16:20 < naywhayare> the first step toward a release is sitting down and writing down everything that needs to be finished before that particular release can happen, and I haven't done that yet :)

16:20 < oldbeardo> okay, that sounds like mid June then :)

16:20 < naywhayare> yeah, probably...

16:22 cuphrody has quit [Ping timeout: 276 seconds]

16:22 < oldbeardo> just opened the ticket, can you have a quick look?

16:24 < naywhayare> I don't really have the time to take a good look right now

16:24 < naywhayare> can you detail how it is meant to be used? you use softmax regression after training a set of stacked sparse autoencoders, right?

16:24 < naywhayare> i.e. you take the output of the last sparse autoencoder and then use softmax regression, I think.
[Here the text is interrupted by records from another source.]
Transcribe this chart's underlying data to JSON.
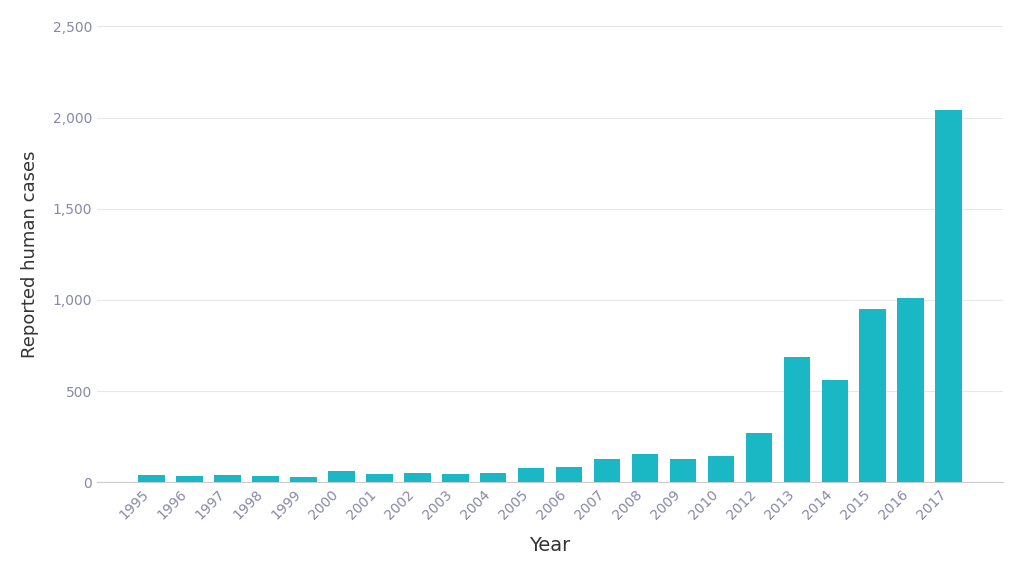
{
  "years": [
    "1995",
    "1996",
    "1997",
    "1998",
    "1999",
    "2000",
    "2001",
    "2002",
    "2003",
    "2004",
    "2005",
    "2006",
    "2007",
    "2008",
    "2009",
    "2010",
    "2012",
    "2013",
    "2014",
    "2015",
    "2016",
    "2017"
  ],
  "values": [
    40,
    35,
    38,
    37,
    32,
    60,
    45,
    50,
    48,
    50,
    80,
    85,
    130,
    155,
    130,
    145,
    270,
    690,
    560,
    950,
    1010,
    2040
  ],
  "bar_color": "#1ab8c4",
  "xlabel": "Year",
  "ylabel": "Reported human cases",
  "ylim": [
    0,
    2500
  ],
  "yticks": [
    0,
    500,
    1000,
    1500,
    2000,
    2500
  ],
  "background_color": "#ffffff",
  "axis_color": "#cccccc",
  "label_color": "#333333",
  "tick_color": "#8888aa",
  "ylabel_fontsize": 13,
  "xlabel_fontsize": 14,
  "tick_fontsize": 10
}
I could be wrong; I'm not sure

16:24 < oldbeardo> yes, so this is how it's done

16:25 < oldbeardo> you decide on a number of layers that you want in your network

16:25 < oldbeardo> you train that many autoencoders greedily one after the other

16:26 < oldbeardo> then you attach a classifier(Softmax Regression) to the last layer, and finetune the parameter weights

16:26 < naywhayare> ok

16:26 < oldbeardo> apart from this you can also use Softmax independently as a classifier

16:26 < naywhayare> so I see this from the UFLDL wiki:

16:27 < naywhayare> "In these notes, we describe the Softmax regression model. This model generalizes logistic regression to classification problems where the class label y can take on more than two possible values. "

16:27 < oldbeardo> yes

16:27 < naywhayare> mlpack already has logistic regression for two-class problems; would it make more sense to generalize the logistic regression code to be softmax regression?
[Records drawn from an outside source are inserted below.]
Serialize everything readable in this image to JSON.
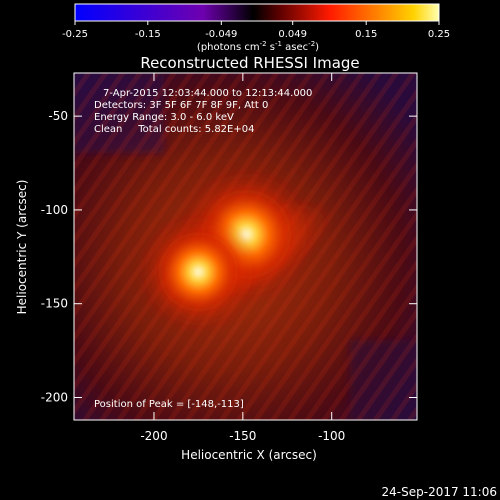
{
  "chart_data": {
    "type": "heatmap",
    "title": "Reconstructed RHESSI Image",
    "colorbar": {
      "ticks": [
        "-0.25",
        "-0.15",
        "-0.049",
        "0.049",
        "0.15",
        "0.25"
      ],
      "range": [
        -0.25,
        0.25
      ],
      "unit_parts": {
        "base": "(photons cm",
        "exp1": "-2",
        "mid1": " s",
        "exp2": "-1",
        "mid2": " asec",
        "exp3": "-2",
        "end": ")"
      }
    },
    "xlabel": "Heliocentric X (arcsec)",
    "ylabel": "Heliocentric Y (arcsec)",
    "xlim": [
      -245,
      -52
    ],
    "ylim": [
      -212,
      -27
    ],
    "x_ticks": [
      {
        "value": -200,
        "label": "-200"
      },
      {
        "value": -150,
        "label": "-150"
      },
      {
        "value": -100,
        "label": "-100"
      }
    ],
    "y_ticks": [
      {
        "value": -50,
        "label": "-50"
      },
      {
        "value": -100,
        "label": "-100"
      },
      {
        "value": -150,
        "label": "-150"
      },
      {
        "value": -200,
        "label": "-200"
      }
    ],
    "annotations": [
      "7-Apr-2015 12:03:44.000 to 12:13:44.000",
      "Detectors: 3F 5F 6F 7F 8F 9F, Att 0",
      "Energy Range: 3.0 - 6.0 keV",
      "Clean     Total counts: 5.82E+04"
    ],
    "peak_label": "Position of Peak = [-148,-113]",
    "peak": {
      "x": -148,
      "y": -113
    },
    "sources": [
      {
        "x": -148,
        "y": -113,
        "amplitude": 0.25
      },
      {
        "x": -175,
        "y": -133,
        "amplitude": 0.2
      }
    ],
    "colormap": "RHESSI red-temperature (blue-purple negatives, black zero, red-yellow-white positives)"
  },
  "footer": {
    "date": "24-Sep-2017 11:06"
  }
}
16:27 < naywhayare> so that we don't have separate logistic regression and softmax regression implementations

16:28 < naywhayare> I don't know the answer to this of course because I have done very little reading on softmax regression. you are the expert :)
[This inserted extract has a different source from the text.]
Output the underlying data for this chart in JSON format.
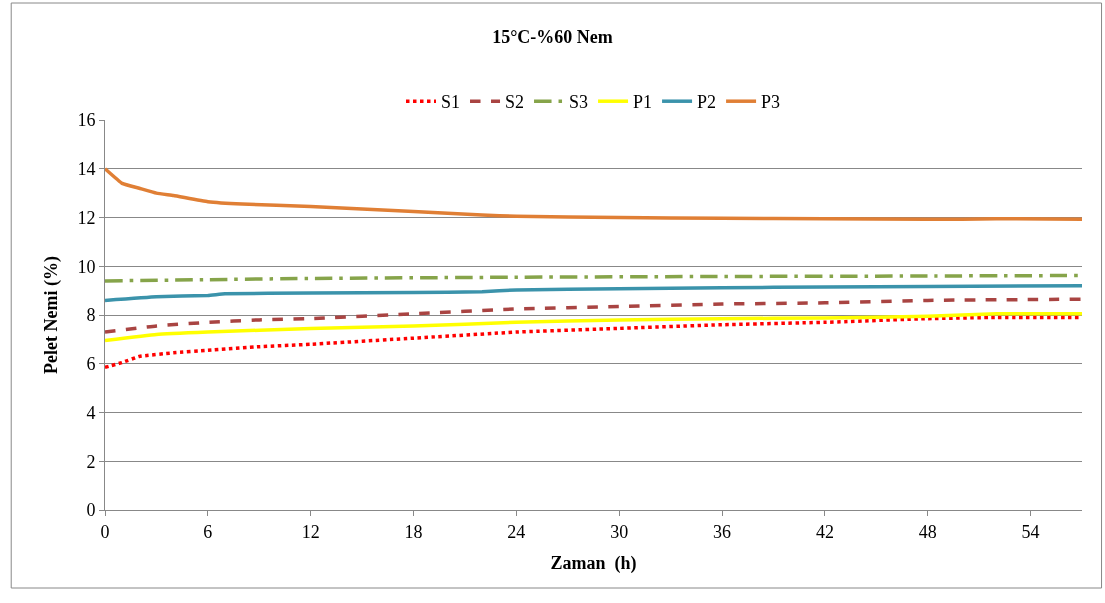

16:28 < oldbeardo> well, Softmax is the generalization, so what you are suggesting is removing Logistic Regression

16:29 < naywhayare> yeah; either removing logistic regression or merging the two implementations in a way that provides both logistic regression and softmax regression

16:29 < naywhayare> if two-class softmax regression is equivalent to logistic regression, then it doesn't make sense to have a separate logistic regression implementation, in my opinion

16:30 < oldbeardo> ummm, you won't be merging the two for sure, there's nothing in the Logistic Regression module that will improve the Softmax implementation

16:31 < naywhayare> true -- probably the only part that could be merged is the logistic_regression_main.cpp executable and the documentation it contains

16:32 < oldbeardo> the two are equivalent, read the comment in the Evaluate() function in softmax_regression_function.cpp, just above the 'probabilities' calculation

16:33 < naywhayare> okay

16:33 < naywhayare> I don't have too much time I can put into this today... unfortunately I have to do some grading work, which is time-consuming and tedious...

16:34 < oldbeardo> sure, I was going to end the discussion but you asked me about Stacked Autoencoders :)

16:35 < naywhayare> yeah; thank you for the explanation

16:35 < naywhayare> that will help my understanding of what the code does and how it will be used

16:36 < oldbeardo> no problem

16:46 oldbeardo has quit [Quit: Page closed]

17:03 witness___ has quit [Quit: Connection closed for inactivity]

17:45 ryde has joined #mlpack

17:47 < ryde> hello. Anyone here can provide hints on compiling mlpack with blas (Intel MKL) living on non-standard location?

17:50 < ryde> armadillo was a bit of challenge with MKL, but eventually found the right paths. Now mlpack on the other hand find armadillo but is unable to locate MKL included. Has anyone had similar problems in the past?

18:19 < naywhayare> ryde: I think the issue is that when you use armadillo with MKL you have to compile with -lmkl, but mlpack doesn't automatically do that

18:19 < naywhayare> what errors are you getting?